Russia says ISIS controls less than 5% of Syria as rights groups raise alarm over Raqqa

The area controlled by Islamic State in Syria has been reduced to less than 5 percent, the Russian Defense Ministry said, but human rights groups remain concerned about the “dire humanitarian situation” in Raqqa, captured from jihadists by US-backed militias.

“Islamic State [IS, formerly ISIS/ISIL] currently controls less than 5 percent of Syrian territory,” Russian Defense Minister Sergey Shoigu said on Tuesday, noting that prior to the Russian Air Force operation, IS controlled “more than 70 percent of Syrian territory.”

According to Shoigu, over the course of two years, the Russian Air Force has helped to destroy nearly 1,000 terrorist training camps, almost 700 factories and munitions manufacturing workshops, and 1,500 units of military equipment belonging to terrorists.

“Some 998 cities and settlements have been liberated from terrorists,” Shoigu noted, adding that Russian de-mining experts neutralize as many as 1,500 explosive objects per day left by IS militants in Syria.

However, in some of the territories liberated from Islamic State life remains a struggle. Human rights groups say they are seriously concerned about the situation in Raqqa, which had served as IS’ Syrian stronghold since January 2014, and was seized by the US-backed Syrian Democratic Forces last week.

Most residential buildings in the city are believed to have been rendered uninhabitable due to the fighting and the massive bombardment by the US-led coalition’s airstrikes and artillery shelling. Human Rights Watch (HRW) told RT that Washington apparently neglected the city’s infrastructure while prioritizing the defeat of IS at all costs.

“ISIS has done a lot of harm not only to the inhabitants but also to the social fabric of the city. It has emptied it of doctors, nurses, teachers and all things that are badly needed by the population,” Ahmed Benchemsi, of Human Rights Watch, told RT. “Add to this that the US-led coalition has waged a bombing campaign that has prioritized defeating ISIS over the need to protect the city’s infrastructure.”

“So, now the lingering questions are: who will get the hospitals running? Who will rebuild them? Pay doctors? Maintain equipment? Who will rebuild schools, roads and all that has been destroyed? It appears that there are little to no plans for reconstruction, and that is a major concern for us,” he added.

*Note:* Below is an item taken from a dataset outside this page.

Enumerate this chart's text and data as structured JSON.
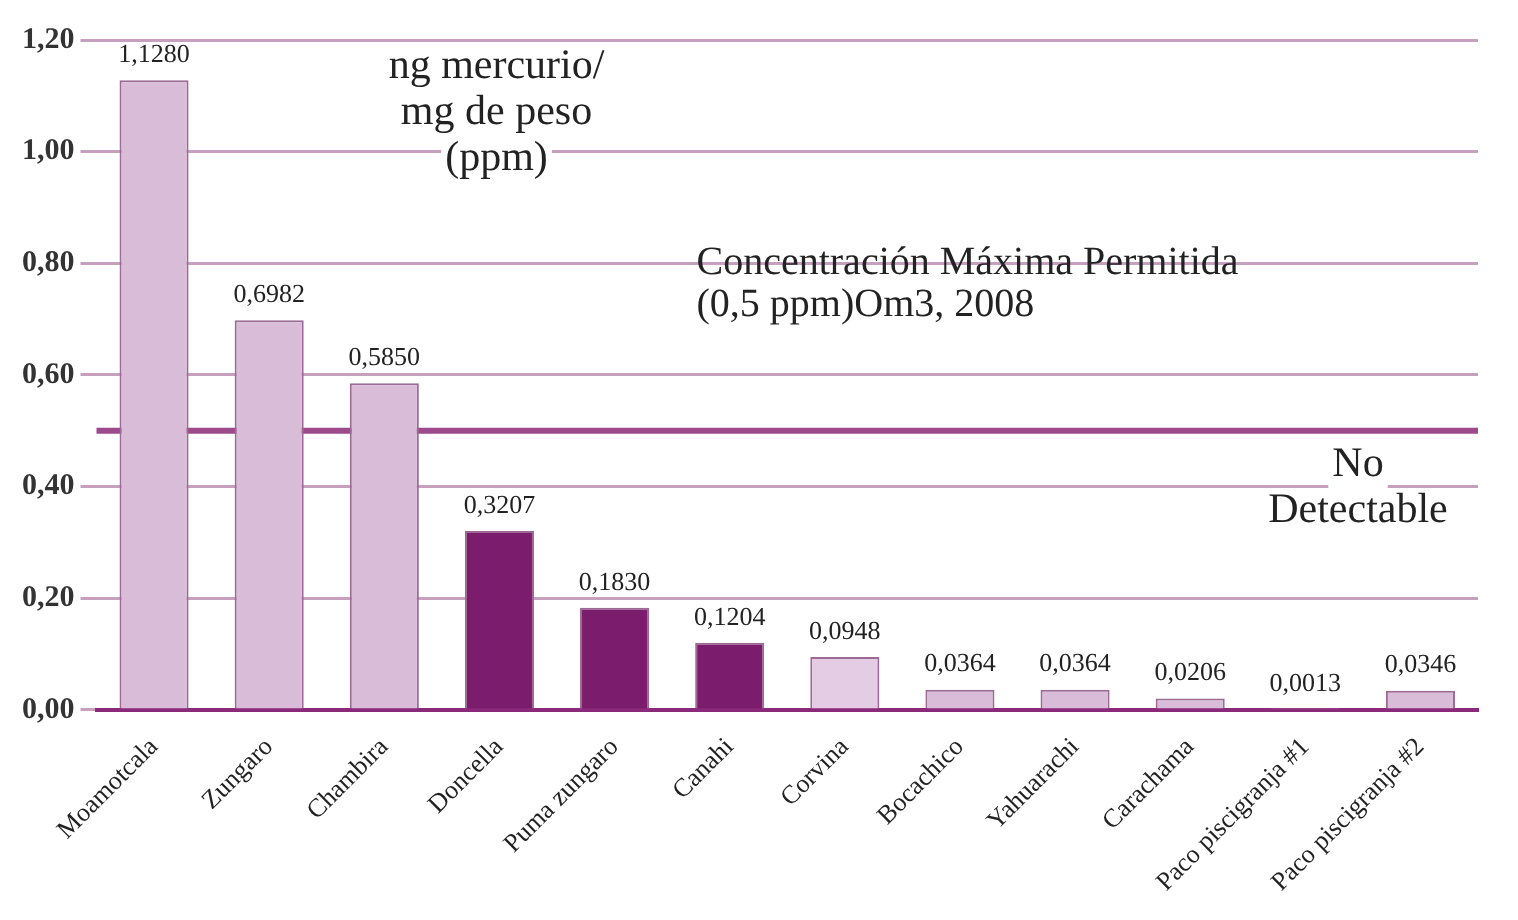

The Russian Defense Ministry likened the destruction caused to Raqqa to the infamous Allied bombing of Dresden in 1945.“Raqqa’s fate calls to mind that of Dresden in 1945, levelled by the US-British bombings,” Defense Ministry spokesman Gen. Igor Konashenkov said on Sunday, adding that the US-led coalition may be rushing to pour money into the Syrian city to cover up the aftermath.

France 2 reporter Arnaud Comte said that some 80 percent of Raqqa has been destroyed: "[It’s] a ghost town where everything is frozen. Hell on earth,” he wrote on Twitter, posting heart-wrenching images of the wrecked city.

A UN Refugee Agency spokesman has described the situation in Raqqa as grave. “The United Nations stands ready to assess people with humanitarian assistance in Raqqa and its surroundings, however, at the moment we have no access and therefore no humanitarian convoys or assistance can reach Raqqa city. The humanitarian situation is dire, there is no sufficient water or health clinics and it’s not safe as many unexploded remnants of this war still remain. So that needs to be cleaned up first before any civilian can go back,” Firas al-Khateeb, UNHCR spokesman in Syria, told RT.

Pre-war, the city had some 220,000 residents. The violence in Syria caused mass migration, with tens of thousands arriving in Raqqa throughout the years, but under IS rule the city’s Kurdish minority was targeted with evictions and executions. Up to 200,000 people were estimated to still be living there at the beginning of the siege in June.